– А чего добру пропадать. Трофеи по праву принадлежат победителям. Между прочим, нам ещё до лета тут сидеть. На что ты жить собираешься? Военную пенсию и компенсации за ранения здесь не выплачивают. Радуйся, что мне удалось Кардаша уболтать, а то заладил своё: «Воинов должно хоронить в броне и при оружии». Я ему говорю, какие это, к чёрту, воины, если грабят и убивают простых мирян. Не будь Упыря, говорю, хрен бы вы город удержали. Убедил. Кардаш распорядился все трофеи нам с тобой передать.
Он говорил, не переставая выводить писалом какие-то закорючки на большом берестяном листе. Потом отвлёкся, внимательно посмотрел на Стаса и уже совершенно другим тоном участливо спросил:
– Сам-то как, оклемался?
– Нормально… – пожал плечами Стас, невольно морщась от боли.

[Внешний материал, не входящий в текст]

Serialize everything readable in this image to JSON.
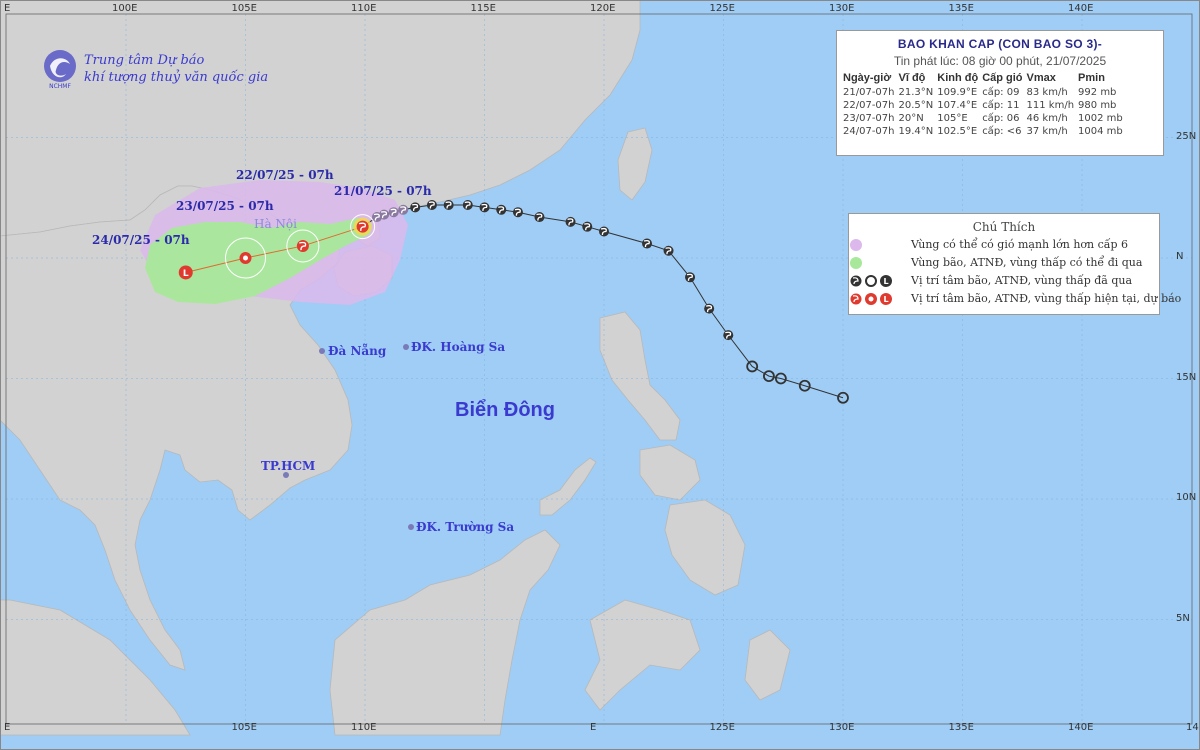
{
  "organization": {
    "line1": "Trung tâm Dự báo",
    "line2": "khí tượng thuỷ văn quốc gia",
    "logo_text": "NCHMF"
  },
  "bulletin": {
    "title": "BAO KHAN CAP (CON BAO SO 3)-",
    "subtitle": "Tin phát lúc: 08 giờ 00 phút, 21/07/2025",
    "headers": [
      "Ngày-giờ",
      "Vĩ độ",
      "Kinh độ",
      "Cấp gió",
      "Vmax",
      "Pmin"
    ],
    "rows": [
      [
        "21/07-07h",
        "21.3°N",
        "109.9°E",
        "cấp: 09",
        "83 km/h",
        "992 mb"
      ],
      [
        "22/07-07h",
        "20.5°N",
        "107.4°E",
        "cấp: 11",
        "111 km/h",
        "980 mb"
      ],
      [
        "23/07-07h",
        "20°N",
        "105°E",
        "cấp: 06",
        "46 km/h",
        "1002 mb"
      ],
      [
        "24/07-07h",
        "19.4°N",
        "102.5°E",
        "cấp: <6",
        "37 km/h",
        "1004 mb"
      ]
    ]
  },
  "legend": {
    "title": "Chú Thích",
    "items": [
      {
        "label": "Vùng có thể có gió mạnh lớn hơn cấp 6",
        "color": "#dcb8ec"
      },
      {
        "label": "Vùng bão, ATNĐ, vùng thấp có thể đi qua",
        "color": "#a8e89a"
      },
      {
        "label": "Vị trí tâm bão, ATNĐ, vùng thấp đã qua",
        "color": "#333333"
      },
      {
        "label": "Vị trí tâm bão, ATNĐ, vùng thấp hiện tại, dự báo",
        "color": "#e03a2e"
      }
    ]
  },
  "places": {
    "ha_noi": "Hà Nội",
    "da_nang": "Đà Nẵng",
    "hoang_sa": "ĐK. Hoàng Sa",
    "tp_hcm": "TP.HCM",
    "truong_sa": "ĐK. Trường Sa",
    "sea": "Biển Đông"
  },
  "forecast_labels": {
    "d21": "21/07/25 - 07h",
    "d22": "22/07/25 - 07h",
    "d23": "23/07/25 - 07h",
    "d24": "24/07/25 - 07h"
  },
  "axes": {
    "lon_top": [
      "E",
      "100E",
      "105E",
      "110E",
      "115E",
      "120E",
      "125E",
      "130E",
      "135E",
      "140E"
    ],
    "lon_bottom": [
      "E",
      "105E",
      "110E",
      "E",
      "125E",
      "130E",
      "135E",
      "140E",
      "14"
    ],
    "lat_right": [
      "25N",
      "N",
      "15N",
      "10N",
      "5N"
    ]
  },
  "colors": {
    "sea": "#9fcdf5",
    "land": "#d2d2d2",
    "wind_zone": "#dcb8ec",
    "track_zone": "#a8e89a",
    "forecast": "#e03a2e",
    "past": "#333333"
  },
  "track": {
    "past_points": [
      [
        130.0,
        14.2
      ],
      [
        128.4,
        14.7
      ],
      [
        127.4,
        15.0
      ],
      [
        126.9,
        15.1
      ],
      [
        126.2,
        15.5
      ],
      [
        125.2,
        16.8
      ],
      [
        124.4,
        17.9
      ],
      [
        123.6,
        19.2
      ],
      [
        122.7,
        20.3
      ],
      [
        121.8,
        20.6
      ],
      [
        120.0,
        21.1
      ],
      [
        119.3,
        21.3
      ],
      [
        118.6,
        21.5
      ],
      [
        117.3,
        21.7
      ],
      [
        116.4,
        21.9
      ],
      [
        115.7,
        22.0
      ],
      [
        115.0,
        22.1
      ],
      [
        114.3,
        22.2
      ],
      [
        113.5,
        22.2
      ],
      [
        112.8,
        22.2
      ],
      [
        112.1,
        22.1
      ],
      [
        111.6,
        22.0
      ],
      [
        111.2,
        21.9
      ],
      [
        110.8,
        21.8
      ],
      [
        110.5,
        21.7
      ]
    ],
    "past_type": [
      "low",
      "low",
      "low",
      "low",
      "low",
      "storm",
      "storm",
      "storm",
      "storm",
      "storm",
      "storm",
      "storm",
      "storm",
      "storm",
      "storm",
      "storm",
      "storm",
      "storm",
      "storm",
      "storm",
      "storm",
      "storm",
      "storm",
      "storm",
      "storm"
    ],
    "forecast_points": [
      [
        109.9,
        21.3
      ],
      [
        107.4,
        20.5
      ],
      [
        105.0,
        20.0
      ],
      [
        102.5,
        19.4
      ]
    ],
    "forecast_type": [
      "storm",
      "storm",
      "depression",
      "low"
    ]
  }
}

Заметив его гримасу, Аркаша назидательно произнёс:
– Вот видишь. Ещё неизвестно, сколько ты на больничном проваляешься. Предоставь лучше мне заботу о нашем обеспечении.

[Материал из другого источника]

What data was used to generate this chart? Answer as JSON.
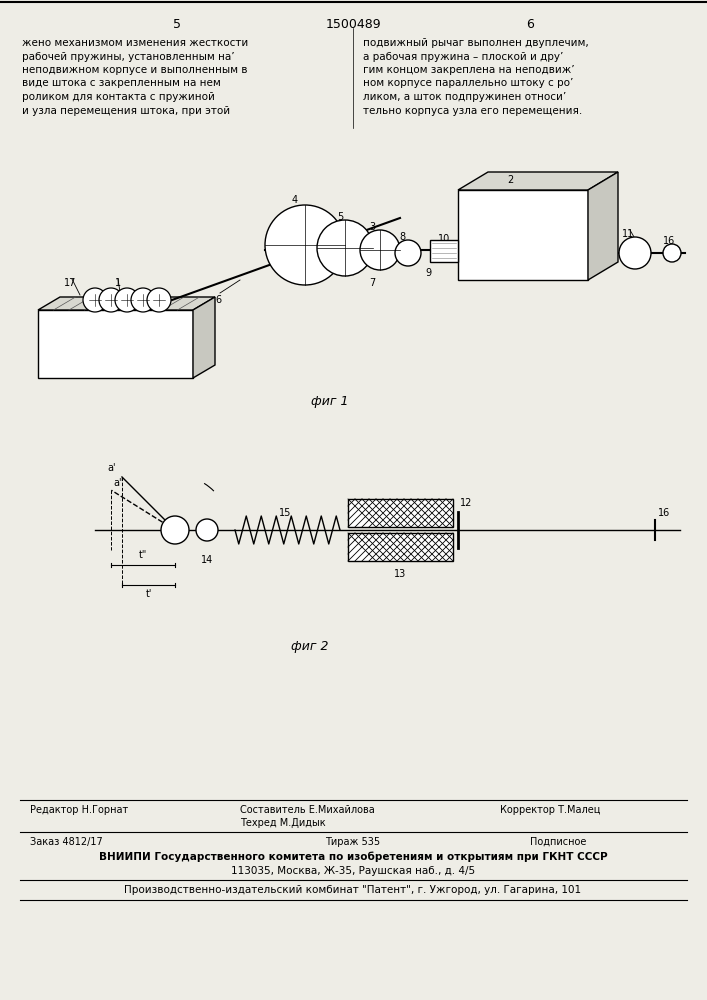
{
  "bg_color": "#eeede6",
  "title_center": "1500489",
  "page_left": "5",
  "page_right": "6",
  "fig1_caption": "фиг 1",
  "fig2_caption": "фиг 2",
  "footer_vnipi": "ВНИИПИ Государственного комитета по изобретениям и открытиям при ГКНТ СССР",
  "footer_addr": "113035, Москва, Ж-35, Раушская наб., д. 4/5",
  "footer_patent": "Производственно-издательский комбинат \"Патент\", г. Ужгород, ул. Гагарина, 101"
}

Въехала ещё одна гружёная повозка, и Башка зарылся в её содержимое.
– А где Кардаш? – Спрашивать пришлось покрытую вотолой спину.
Выросшая из одежды рука молча ткнула пальцем в башню. Оставив увлечённого работой земляка, Стас пошёл туда. Перед лестницей глубоко вздохнул и начал неторопливый подъём. И как раньше не замечал, что ступени здесь такие высокие? Не раз и не два за сутки мог пробежать вверх-вниз, испытав только лёгкую одышку. А сейчас дважды останавливался, чтобы дух перевести.

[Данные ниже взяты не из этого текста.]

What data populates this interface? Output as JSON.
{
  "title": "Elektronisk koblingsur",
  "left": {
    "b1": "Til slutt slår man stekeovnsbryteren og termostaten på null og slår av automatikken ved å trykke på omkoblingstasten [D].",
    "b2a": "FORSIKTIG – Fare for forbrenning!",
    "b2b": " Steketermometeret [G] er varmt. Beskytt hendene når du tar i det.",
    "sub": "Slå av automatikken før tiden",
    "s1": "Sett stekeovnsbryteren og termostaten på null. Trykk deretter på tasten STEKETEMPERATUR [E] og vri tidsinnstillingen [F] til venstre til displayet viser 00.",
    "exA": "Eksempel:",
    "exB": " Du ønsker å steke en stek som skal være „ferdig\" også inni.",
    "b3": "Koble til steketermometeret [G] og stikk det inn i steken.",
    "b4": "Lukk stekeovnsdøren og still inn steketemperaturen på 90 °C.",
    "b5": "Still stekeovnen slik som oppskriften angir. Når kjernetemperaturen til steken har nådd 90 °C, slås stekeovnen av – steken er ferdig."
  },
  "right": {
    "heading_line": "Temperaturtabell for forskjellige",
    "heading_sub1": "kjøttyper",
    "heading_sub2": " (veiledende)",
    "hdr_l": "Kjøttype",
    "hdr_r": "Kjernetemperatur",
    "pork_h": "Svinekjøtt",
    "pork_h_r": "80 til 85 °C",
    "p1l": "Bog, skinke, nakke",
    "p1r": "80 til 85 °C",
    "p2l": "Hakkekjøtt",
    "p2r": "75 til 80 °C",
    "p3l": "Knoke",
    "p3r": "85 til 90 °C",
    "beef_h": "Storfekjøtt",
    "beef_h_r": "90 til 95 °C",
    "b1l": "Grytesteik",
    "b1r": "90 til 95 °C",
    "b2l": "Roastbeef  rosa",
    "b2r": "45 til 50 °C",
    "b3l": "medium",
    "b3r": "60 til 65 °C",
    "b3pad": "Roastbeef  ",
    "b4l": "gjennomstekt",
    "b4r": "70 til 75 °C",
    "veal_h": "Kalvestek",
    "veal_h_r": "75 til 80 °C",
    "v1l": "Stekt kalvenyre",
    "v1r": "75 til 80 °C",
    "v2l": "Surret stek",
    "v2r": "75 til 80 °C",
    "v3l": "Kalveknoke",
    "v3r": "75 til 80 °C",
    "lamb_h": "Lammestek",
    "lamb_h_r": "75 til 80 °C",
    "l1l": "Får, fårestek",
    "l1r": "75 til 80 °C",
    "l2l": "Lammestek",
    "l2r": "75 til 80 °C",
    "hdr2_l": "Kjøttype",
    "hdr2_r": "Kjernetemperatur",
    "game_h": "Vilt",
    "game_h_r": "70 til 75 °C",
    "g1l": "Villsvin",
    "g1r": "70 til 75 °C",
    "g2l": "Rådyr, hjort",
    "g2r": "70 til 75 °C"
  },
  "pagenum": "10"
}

Добравшись, наконец, до смотровой площадки, увидел там Кардаша с четырьмя стражниками. Надо полагать, с ординарцами по особым поручениям. Воевода наблюдал за работой под стенами. Подойдя к нему, Стас тоже выглянул из бойницы. Все трупы внизу были уже собраны. Их водрузили на приготовленный для погребального костра настил, сооружённый прямо на речном льду из брёвен, переложенных тонкими жердями да сушняком. Вокруг собралось много жителей. Мужчины, женщины, старики, даже дети. Людьми занято всё свободное пространство. Они ещё подходили. Проститься с героями спешил, похоже, весь Трепутивель, который отстояли эти воины ценой собственных жизней.
Настил получился огромный, на добрую половину ширины реки. И мертвецов на нём лежало не то чтобы много, а очень много.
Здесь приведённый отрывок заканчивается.